Acute Glomerulonephritis: Often Linked to Infections
One of the most common types seen in pediatric patients is acute post-infectious glomerulonephritis, which typically develops after a bacterial or viral infection. The leading culprit is a prior group A beta-hemolytic streptococcal infection—often following strep throat or skin infections like impetigo. This immune-mediated response usually occurs 1–3 weeks after the initial infection, when the body's immune system mistakenly attacks the kidney's filtration system.
In addition to streptococcal causes, other pathogens such as Mycoplasma pneumoniae, certain viruses (including Epstein-Barr virus and cytomegalovirus), and even some parasitic infections have been associated with triggering glomerular inflammation in children. While these cases are less frequent, they highlight the diverse range of infectious agents capable of provoking this condition.

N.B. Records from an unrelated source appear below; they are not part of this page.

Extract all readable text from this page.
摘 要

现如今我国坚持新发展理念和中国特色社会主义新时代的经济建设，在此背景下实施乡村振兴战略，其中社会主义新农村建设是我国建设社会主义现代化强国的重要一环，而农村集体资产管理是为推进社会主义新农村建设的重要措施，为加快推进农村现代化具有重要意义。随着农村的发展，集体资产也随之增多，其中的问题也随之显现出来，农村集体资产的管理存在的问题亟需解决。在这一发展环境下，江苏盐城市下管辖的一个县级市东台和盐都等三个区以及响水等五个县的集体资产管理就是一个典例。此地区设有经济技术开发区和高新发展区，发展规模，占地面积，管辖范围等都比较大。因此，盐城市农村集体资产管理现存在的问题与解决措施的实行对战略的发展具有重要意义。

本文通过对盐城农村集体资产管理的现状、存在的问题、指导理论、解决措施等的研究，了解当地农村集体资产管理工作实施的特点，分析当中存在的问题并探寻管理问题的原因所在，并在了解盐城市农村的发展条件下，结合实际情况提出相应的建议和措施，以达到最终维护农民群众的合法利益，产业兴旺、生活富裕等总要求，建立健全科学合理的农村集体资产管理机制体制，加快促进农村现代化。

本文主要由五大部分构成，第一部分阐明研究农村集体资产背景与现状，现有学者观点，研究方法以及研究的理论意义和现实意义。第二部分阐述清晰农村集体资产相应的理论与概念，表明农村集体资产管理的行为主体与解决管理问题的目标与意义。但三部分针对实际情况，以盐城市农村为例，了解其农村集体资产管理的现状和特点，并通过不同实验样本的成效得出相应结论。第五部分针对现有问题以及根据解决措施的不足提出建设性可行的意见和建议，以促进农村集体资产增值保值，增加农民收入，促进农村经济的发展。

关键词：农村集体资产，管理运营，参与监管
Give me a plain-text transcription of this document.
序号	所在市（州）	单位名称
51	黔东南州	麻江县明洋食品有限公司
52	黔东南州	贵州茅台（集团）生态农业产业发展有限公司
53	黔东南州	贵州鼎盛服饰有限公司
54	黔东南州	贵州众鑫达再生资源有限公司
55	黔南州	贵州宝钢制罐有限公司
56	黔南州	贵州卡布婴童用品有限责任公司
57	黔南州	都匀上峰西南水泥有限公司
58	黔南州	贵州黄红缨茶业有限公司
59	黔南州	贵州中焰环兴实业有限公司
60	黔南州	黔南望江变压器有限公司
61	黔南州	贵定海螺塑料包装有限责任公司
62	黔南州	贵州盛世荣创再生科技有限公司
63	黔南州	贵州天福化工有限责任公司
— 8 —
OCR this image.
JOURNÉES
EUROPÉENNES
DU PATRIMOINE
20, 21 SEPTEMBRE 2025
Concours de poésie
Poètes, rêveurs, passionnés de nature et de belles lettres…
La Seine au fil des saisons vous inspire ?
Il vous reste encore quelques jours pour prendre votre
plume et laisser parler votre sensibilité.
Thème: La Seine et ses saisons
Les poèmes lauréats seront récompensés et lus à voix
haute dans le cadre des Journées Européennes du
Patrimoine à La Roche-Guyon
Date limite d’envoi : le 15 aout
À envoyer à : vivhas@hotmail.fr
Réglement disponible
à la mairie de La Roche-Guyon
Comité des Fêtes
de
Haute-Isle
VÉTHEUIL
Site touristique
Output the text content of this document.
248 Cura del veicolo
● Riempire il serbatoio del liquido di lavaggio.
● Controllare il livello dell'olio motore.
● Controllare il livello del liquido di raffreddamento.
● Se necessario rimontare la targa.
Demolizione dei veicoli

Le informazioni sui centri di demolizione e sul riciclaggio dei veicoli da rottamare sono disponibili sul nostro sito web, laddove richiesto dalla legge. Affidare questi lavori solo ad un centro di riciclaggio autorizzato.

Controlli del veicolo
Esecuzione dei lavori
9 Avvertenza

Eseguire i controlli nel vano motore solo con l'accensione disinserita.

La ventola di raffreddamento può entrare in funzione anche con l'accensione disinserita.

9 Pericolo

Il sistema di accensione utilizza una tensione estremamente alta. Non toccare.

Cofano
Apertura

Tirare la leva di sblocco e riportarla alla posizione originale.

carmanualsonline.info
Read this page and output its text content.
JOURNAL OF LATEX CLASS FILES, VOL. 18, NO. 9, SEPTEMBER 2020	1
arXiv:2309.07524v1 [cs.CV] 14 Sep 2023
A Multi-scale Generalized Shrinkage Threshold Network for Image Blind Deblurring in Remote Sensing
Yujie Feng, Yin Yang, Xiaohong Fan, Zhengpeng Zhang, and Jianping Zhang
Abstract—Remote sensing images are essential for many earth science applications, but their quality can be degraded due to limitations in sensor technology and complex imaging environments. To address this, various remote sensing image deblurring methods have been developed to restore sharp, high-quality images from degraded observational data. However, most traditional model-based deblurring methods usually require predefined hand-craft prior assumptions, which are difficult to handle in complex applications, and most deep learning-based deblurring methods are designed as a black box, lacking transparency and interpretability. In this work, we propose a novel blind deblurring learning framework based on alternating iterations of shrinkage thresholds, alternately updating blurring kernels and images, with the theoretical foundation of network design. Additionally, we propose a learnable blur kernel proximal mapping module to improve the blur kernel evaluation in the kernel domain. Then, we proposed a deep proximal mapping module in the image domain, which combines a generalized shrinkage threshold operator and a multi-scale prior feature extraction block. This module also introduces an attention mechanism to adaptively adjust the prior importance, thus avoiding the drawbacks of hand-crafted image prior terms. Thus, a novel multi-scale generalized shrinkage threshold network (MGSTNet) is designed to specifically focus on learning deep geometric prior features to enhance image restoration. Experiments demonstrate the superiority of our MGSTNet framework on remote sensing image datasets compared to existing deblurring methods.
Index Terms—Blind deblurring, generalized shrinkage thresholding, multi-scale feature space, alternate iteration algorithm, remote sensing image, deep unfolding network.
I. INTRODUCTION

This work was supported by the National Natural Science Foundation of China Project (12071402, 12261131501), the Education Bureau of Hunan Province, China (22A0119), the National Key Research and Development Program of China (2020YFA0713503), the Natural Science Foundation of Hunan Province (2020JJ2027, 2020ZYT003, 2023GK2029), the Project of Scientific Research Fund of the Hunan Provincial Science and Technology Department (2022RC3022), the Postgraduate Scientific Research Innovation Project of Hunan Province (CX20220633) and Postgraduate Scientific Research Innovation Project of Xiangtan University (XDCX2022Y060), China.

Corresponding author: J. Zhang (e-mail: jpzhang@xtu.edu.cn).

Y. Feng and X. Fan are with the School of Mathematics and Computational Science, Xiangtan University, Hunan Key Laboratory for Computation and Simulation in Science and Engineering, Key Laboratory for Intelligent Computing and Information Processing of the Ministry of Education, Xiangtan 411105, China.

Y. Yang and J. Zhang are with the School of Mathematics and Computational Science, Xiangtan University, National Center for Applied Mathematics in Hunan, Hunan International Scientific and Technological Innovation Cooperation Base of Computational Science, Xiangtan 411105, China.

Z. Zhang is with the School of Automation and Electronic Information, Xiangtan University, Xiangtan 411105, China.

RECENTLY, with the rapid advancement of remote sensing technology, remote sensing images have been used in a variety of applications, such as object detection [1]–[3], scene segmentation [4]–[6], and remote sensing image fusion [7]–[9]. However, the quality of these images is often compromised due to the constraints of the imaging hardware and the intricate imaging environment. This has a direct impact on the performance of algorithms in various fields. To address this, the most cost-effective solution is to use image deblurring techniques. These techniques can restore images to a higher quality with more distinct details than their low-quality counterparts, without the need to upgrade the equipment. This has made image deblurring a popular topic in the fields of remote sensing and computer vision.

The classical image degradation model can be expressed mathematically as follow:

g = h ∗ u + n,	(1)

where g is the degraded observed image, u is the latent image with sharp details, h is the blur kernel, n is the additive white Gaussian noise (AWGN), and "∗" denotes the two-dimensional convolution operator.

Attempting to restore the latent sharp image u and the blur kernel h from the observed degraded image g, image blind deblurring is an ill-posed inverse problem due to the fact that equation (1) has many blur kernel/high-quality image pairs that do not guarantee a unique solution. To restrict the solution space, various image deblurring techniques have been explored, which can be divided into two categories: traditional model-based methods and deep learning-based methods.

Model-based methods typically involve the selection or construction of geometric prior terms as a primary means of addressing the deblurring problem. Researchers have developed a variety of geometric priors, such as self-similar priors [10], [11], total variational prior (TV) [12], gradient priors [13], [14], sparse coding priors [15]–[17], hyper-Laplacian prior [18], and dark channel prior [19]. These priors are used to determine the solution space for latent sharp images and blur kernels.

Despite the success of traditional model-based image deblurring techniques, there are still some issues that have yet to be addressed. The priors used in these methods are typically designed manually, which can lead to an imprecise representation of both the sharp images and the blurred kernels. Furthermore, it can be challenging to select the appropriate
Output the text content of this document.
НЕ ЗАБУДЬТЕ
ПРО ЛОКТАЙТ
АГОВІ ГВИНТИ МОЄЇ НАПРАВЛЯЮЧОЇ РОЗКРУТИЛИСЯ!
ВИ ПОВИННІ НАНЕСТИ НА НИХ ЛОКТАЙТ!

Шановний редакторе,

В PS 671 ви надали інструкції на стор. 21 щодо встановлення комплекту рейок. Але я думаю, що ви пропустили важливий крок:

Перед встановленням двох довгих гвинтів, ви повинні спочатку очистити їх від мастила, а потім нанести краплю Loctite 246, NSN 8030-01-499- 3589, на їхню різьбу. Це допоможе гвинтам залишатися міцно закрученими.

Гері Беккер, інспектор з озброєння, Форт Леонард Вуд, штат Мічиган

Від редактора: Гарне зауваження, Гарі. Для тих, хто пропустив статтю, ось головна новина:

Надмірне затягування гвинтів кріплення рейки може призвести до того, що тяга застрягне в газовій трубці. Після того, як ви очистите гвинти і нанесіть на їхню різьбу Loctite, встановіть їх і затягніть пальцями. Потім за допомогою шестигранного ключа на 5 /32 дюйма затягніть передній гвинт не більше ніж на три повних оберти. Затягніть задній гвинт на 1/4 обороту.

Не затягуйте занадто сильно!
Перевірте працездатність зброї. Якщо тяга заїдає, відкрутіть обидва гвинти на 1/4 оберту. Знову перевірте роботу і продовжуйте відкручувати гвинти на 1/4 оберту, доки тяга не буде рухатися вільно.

Chronic and Persistent Forms: A Broader Spectrum of Causes
When symptoms last longer than three months, the condition may be classified as persistent or chronic glomerulonephritis. These long-term variants often stem from different etiologies and require more in-depth evaluation. They are generally grouped into three main categories: primary, secondary, and hereditary (genetic) causes.
Primary Glomerulonephritis: No Clear Underlying Disease
This form occurs without an identifiable systemic illness. Although the exact trigger remains unknown, experts believe it results from a combination of genetic predisposition, immune system dysregulation, and environmental influences. Conditions like minimal change disease, focal segmental glomerulosclerosis (FSGS), and IgA nephropathy fall under this category. These disorders lead to symptoms such as proteinuria (excess protein in urine), hematuria (blood in urine), and sometimes nephrotic syndrome in children.
Secondary Glomerulonephritis: Caused by Systemic Illnesses
In contrast, secondary glomerulonephritis arises due to well-established systemic diseases. Among children, some of the most notable include:
- Henoch-Schönlein purpura (HSP) nephritis – an autoimmune condition following upper respiratory infections, marked by skin rash, joint pain, abdominal discomfort, and kidney involvement.
- Lupus nephritis – a complication of systemic lupus erythematosus (SLE), where the immune system attacks multiple organs, including the kidneys.
- Hepatitis B-associated glomerulonephritis – particularly seen in endemic regions, where chronic hepatitis B infection leads to immune complex deposition in the glomeruli.
Early detection and treatment of these underlying conditions are crucial to preserving renal function and improving long-term outcomes.
Hereditary and Genetic Kidney Disorders
A smaller but significant subset of pediatric glomerulonephritis cases stems from inherited genetic mutations. These conditions often run in families and may present early in life with persistent hematuria, proteinuria, or progressive kidney failure. Examples include Alport syndrome, congenital nephrotic syndrome, and thin basement membrane disease.
Children with a family history of kidney disease, hearing loss, or eye abnormalities should undergo thorough genetic screening. Identifying these syndromes early allows for proactive monitoring and personalized care plans that may slow disease progression.
Understanding the root causes of glomerulonephritis in children is essential for accurate diagnosis and effective treatment. Parents and caregivers should remain vigilant about signs such as swelling (especially around the eyes and legs), dark or foamy urine, fatigue, and high blood pressure. Prompt medical evaluation can make a critical difference in protecting a child's kidney health and overall well-being.